Regulation respecting the psychotherapist’s permit

Regulation respecting the psychotherapist’s permit

Aware and respectful for regulation, in particular with the regulation respecting the psychotherapist’s permit, my job is to support the individual and family group through interventions do not constitute psychotherapy within the meaning of the second paragraph of section 187.1 of the Professional Code (chapter C-26) and Bill 21 of 2013.

Extract from Professional Code and Bill 21 2013:

Bill 21 defines psychotherapy as follows (section 187.1 of the Professional Code):

Psychotherapy is a psychological treatment for a mental disorder, for behavioural disturbances or for any other problem resulting in suffering or psychological distress which is intended to promote significant changes in the client’s cognitive functioning, emotional or behavioural, in their interpersonal system, in their personality or in their state of health. This treatment goes beyond assistance to deal with common difficulties or a report of advice or support.

 Chapter C-26, r. 222.1

Regulation respecting the psychotherapist’s permit

Professional Code

(Chapter C-26, ss. 187.1, 187.3.1 and 187.3.2).

DIVISION I

ISSUE OF A PSYCHOTHERAPIST’S PERMIT

DIVISION IV

INTERVENTIONS THAT DO NOT CONSTITUTE PSYCHOTHERAPY

  1. The following interventions do not constitute psychotherapy within the meaning of the second paragraph of section 187.1 of the Professional Code (chapter C-26):

(1)  Accompaniment and support of a person through regular or sporadic meetings, so that the person may express his or her difficulties. In such a context, the professional or intervener may give advice or make recommendations;

(2)  Support intervention to support a person so that the person may maintain and consolidate acquired skills and adaptation strategies by targeting strengths and resources through regular or sporadic meetings or activities. The intervention includes reassuring, advising and providing information related to the person’s condition or the experienced situation;

(3)  Conjugal and family intervention designed to promote and support the optimal functioning of the couple or family by means of interviews that often involve all the family members. Such intervention is intended to change the factors in the functioning of the family or couple that impede the couple’s or family members’ blossoming or to offer assistance and advice in the face of everyday life’s difficulties;

(4)  Psychological education intended to teach skills through the information and education of the person. Such education may be used at every step of the care and service process. It consists in the teaching of specific knowledge and skills to maintain or improve the person’s autonomy or health, in particular to prevent the appearance of health or social problems, including mental problems or the deterioration of the person’s mental condition. Such teaching may pertain for instance to the nature of the physical or mental illness, its symptoms, its treatments including the role that may be played by the person in the maintenance or restoration of his or her health, as well as stress management techniques, relaxation techniques, or assertiveness techniques;

(5)  Rehabilitation aiming at helping a person to deal with the symptoms of an illness or improving the person’s skills.

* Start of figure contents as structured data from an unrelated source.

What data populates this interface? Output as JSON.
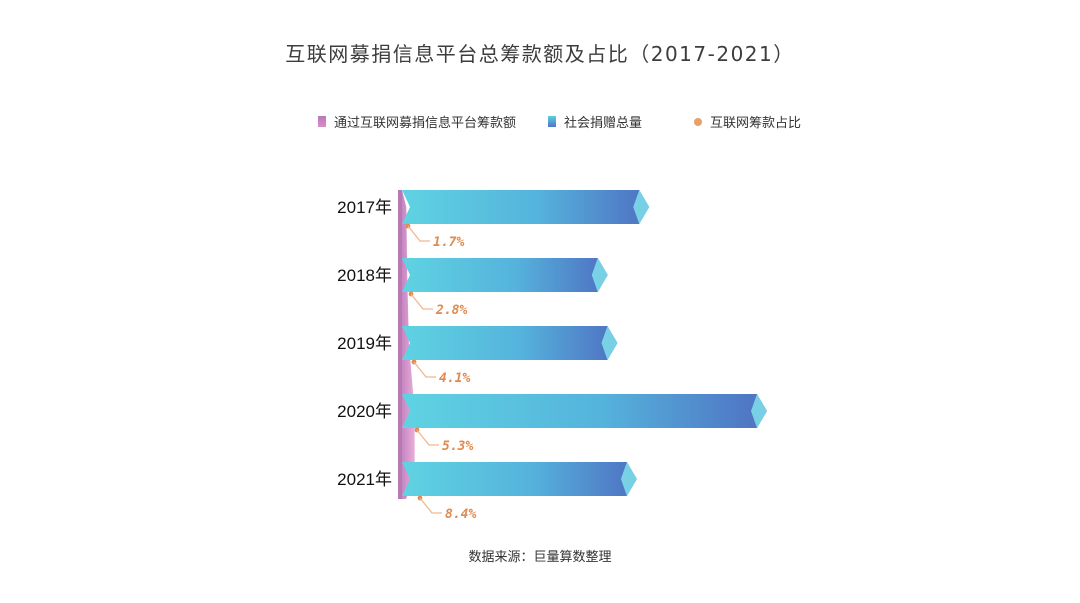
{
  "chart_data": {
    "type": "bar",
    "title": "互联网募捐信息平台总筹款额及占比（2017-2021）",
    "legend": [
      {
        "label": "通过互联网募捐信息平台筹款额",
        "color": "#b879b8",
        "shape": "square"
      },
      {
        "label": "社会捐赠总量",
        "color": "#4a9fd2",
        "shape": "square"
      },
      {
        "label": "互联网筹款占比",
        "color": "#e7a066",
        "shape": "circle"
      }
    ],
    "categories": [
      "2017年",
      "2018年",
      "2019年",
      "2020年",
      "2021年"
    ],
    "series": [
      {
        "name": "社会捐赠总量",
        "values": [
          1526,
          1270,
          1330,
          2253,
          1450
        ]
      },
      {
        "name": "通过互联网募捐信息平台筹款额",
        "values": [
          26,
          36,
          55,
          119,
          120
        ]
      },
      {
        "name": "互联网筹款占比",
        "values": [
          1.7,
          2.8,
          4.1,
          5.3,
          8.4
        ],
        "labels": [
          "1.7%",
          "2.8%",
          "4.1%",
          "5.3%",
          "8.4%"
        ]
      }
    ],
    "orientation": "horizontal",
    "legend_position": "top",
    "grid": false
  },
  "colors": {
    "bar_light": "#5fd0e0",
    "bar_dark": "#4f74c4",
    "pink_area": "#d98fc4",
    "pink_axis": "#b679b3",
    "percent": "#e08a4d"
  },
  "source": "数据来源：巨量算数整理"
}
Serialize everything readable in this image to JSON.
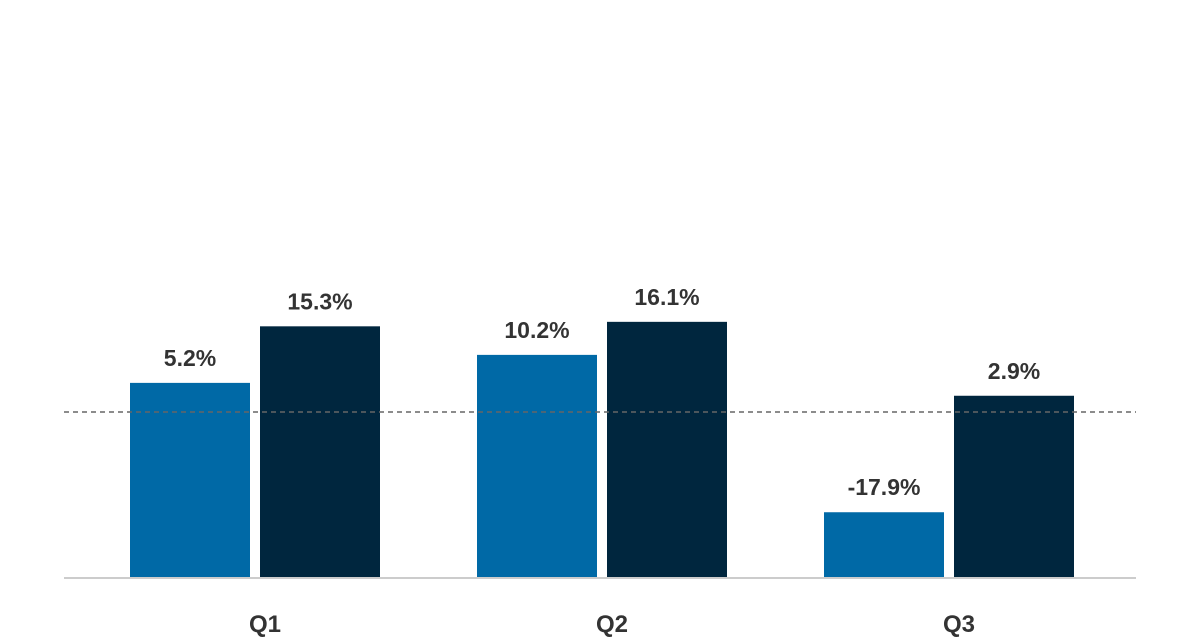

Such rehabilitation is used, among other things, with persons suffering from significant mental health problems so that they may reach an optimal level of autonomy towards recovery. It may form part of meetings to accompany or support the person and include, for instance, the management of hallucinations and the practice of day-to-day and social skills;

(6)  Clinical follow-up that consists in meetings to update a disciplinary intervention plan. It is intended for persons who display behaviour problems or any other problem causing suffering or psychological distress, or health problems, including mental problems. It may involve the contribution of various professionals or interveners grouped in interdisciplinary or multidisciplinary teams. Such follow-up may be part of an intervention plan within the meaning of the Act respecting health services and social services (chapter S-4.2) or the Education Act (chapter I-13.3), take the form of meetings or interventions to accompany or support the person and also include psychological rehabilitation or education. It may also include the adjustment of pharmacotherapy;

(7)  coaching to update one’s potential by developing talents, resources or skills in a person neither in distress nor in pain, but who expresses particular needs in terms of personal or professional achievements;

(8)  Crisis intervention consisting in an immediate, short and directing intervention adjusted to the type of crisis, the characteristics of the person and of the person’s surrounding. It is intended to stabilize the condition of the person or the person’s environment in connection with the crisis situation. That type of intervention may involve exploring the situation and assessing possible consequences, for instance, the danger potential, suicidal risk or risk of decompensation, defusing, support, the teaching of adaptation strategies to deal with the experienced situation and orientation towards services or care more adapted to the needs.